174. Memorandum of Conversation0

SUBJECT

  • Presentation of Letters of Credence by New Soviet Ambassador

PARTICIPANTS

  • The President
  • Anatoliy F. Dobrynin, The Soviet Ambassador
  • Angier B. Duke, Chief of Protocol
  • Richard H. Davis, Deputy Assistant Secretary for European Affairs

At 12:30 today the President received the new Soviet Ambassador, Anatoliy F. Dobrynin, for presentation of his letters of credence. During the meeting, which lasted about fifteen minutes, only three matters of substance were touched upon.

[Page 396]

Ambassador Dobrynin remarked he had seen Chairman Khrushchev before his departure from Moscow and that the Chairman had asked him to convey his best wishes to the President. The President thanked him and then remarked with regard to Laos that he considered the agreement reached with Chairman Khrushchev at Vienna on this subject as still valid; that we had been trying, not entirely with complete success, to achieve a Laos settlement along the lines of that agreement; that Ambassador Harriman had recently had some intensive discussions in Laos to this end and that it was important that during our efforts to achieve a final settlement, the cease-fire should be observed. Ambassador Dobrynin assured the President that the Soviet Government considered the Vienna agreement on Laos still valid.

The President said that he thought his views on meeting at the summit were well known; that summit meetings where four or five were involved were complicated matters; that people expected from a summit meeting some positive accord. On the other hand, the President continued, it was possible in informal meetings such as at Vienna to exchange views and it was not necessary to expect that any agreement or accord on specific matters come from such informal meetings. The Ambassador said that he understood the Presidentʼs views on this question.

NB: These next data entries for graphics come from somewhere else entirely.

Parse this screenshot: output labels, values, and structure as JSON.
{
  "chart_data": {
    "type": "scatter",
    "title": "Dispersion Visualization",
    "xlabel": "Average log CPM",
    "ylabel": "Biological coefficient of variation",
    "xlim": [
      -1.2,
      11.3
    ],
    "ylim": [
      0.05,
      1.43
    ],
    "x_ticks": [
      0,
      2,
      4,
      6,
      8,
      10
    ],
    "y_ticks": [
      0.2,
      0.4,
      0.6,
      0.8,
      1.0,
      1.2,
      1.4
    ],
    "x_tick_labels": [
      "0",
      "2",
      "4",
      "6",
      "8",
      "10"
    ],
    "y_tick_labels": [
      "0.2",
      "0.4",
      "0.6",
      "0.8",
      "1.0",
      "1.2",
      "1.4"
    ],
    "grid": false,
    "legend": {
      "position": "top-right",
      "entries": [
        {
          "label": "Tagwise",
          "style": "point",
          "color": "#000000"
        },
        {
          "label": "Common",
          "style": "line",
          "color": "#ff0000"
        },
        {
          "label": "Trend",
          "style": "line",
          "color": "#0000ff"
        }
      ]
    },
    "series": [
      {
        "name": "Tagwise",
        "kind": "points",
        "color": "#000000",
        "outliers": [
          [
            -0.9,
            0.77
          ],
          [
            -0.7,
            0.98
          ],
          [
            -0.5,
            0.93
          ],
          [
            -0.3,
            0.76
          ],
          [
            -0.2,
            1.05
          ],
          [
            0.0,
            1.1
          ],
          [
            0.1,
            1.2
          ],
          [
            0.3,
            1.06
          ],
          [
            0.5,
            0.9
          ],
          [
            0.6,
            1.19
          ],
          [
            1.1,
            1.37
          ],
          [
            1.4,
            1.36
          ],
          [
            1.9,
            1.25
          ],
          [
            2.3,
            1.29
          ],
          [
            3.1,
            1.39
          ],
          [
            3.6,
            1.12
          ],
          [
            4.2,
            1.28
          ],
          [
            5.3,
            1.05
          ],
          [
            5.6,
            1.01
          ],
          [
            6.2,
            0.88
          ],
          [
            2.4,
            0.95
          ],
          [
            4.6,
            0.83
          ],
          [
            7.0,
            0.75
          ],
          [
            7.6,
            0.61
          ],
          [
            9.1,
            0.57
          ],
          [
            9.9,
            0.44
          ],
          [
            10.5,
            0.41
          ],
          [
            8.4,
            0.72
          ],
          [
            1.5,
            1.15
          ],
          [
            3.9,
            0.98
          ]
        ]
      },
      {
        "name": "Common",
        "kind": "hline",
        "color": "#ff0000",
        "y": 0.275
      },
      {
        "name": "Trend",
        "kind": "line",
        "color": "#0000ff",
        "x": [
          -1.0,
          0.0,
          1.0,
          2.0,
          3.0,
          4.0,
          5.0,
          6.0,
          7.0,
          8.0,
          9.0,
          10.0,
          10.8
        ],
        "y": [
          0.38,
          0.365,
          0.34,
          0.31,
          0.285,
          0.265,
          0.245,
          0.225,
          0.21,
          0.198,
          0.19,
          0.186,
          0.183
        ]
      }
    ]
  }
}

With regard to the postponement of the exchange of television interviews, the President expressed the hope that the near future might bring an opportune moment to revive the exchange to which the Ambassador assented.

  1. Source: Kennedy Library, National Security Files, Countries Series,USSR, Dobrynin Talks. Confidential. No drafting information appears on the source text, but it was approved in the White House on April 9. Another copy of this memorandum is in Department of State, Presidential Memoranda of Conversation: Lot 66 D 149. For Dobryninʼs recollection of this meeting, see his memoir, In Confidence: Moscowʼs Ambassador to Americaʼs Six Cold War Presidents, pp. 58-59. Memoranda of Dobryninʼs initial calls on Acting Secretary of State Ball on March 21 and Secretary of State Rusk on March 29, are in Department of State, Secretaryʼs Memoranda of Conversation: Lot 65 D 330.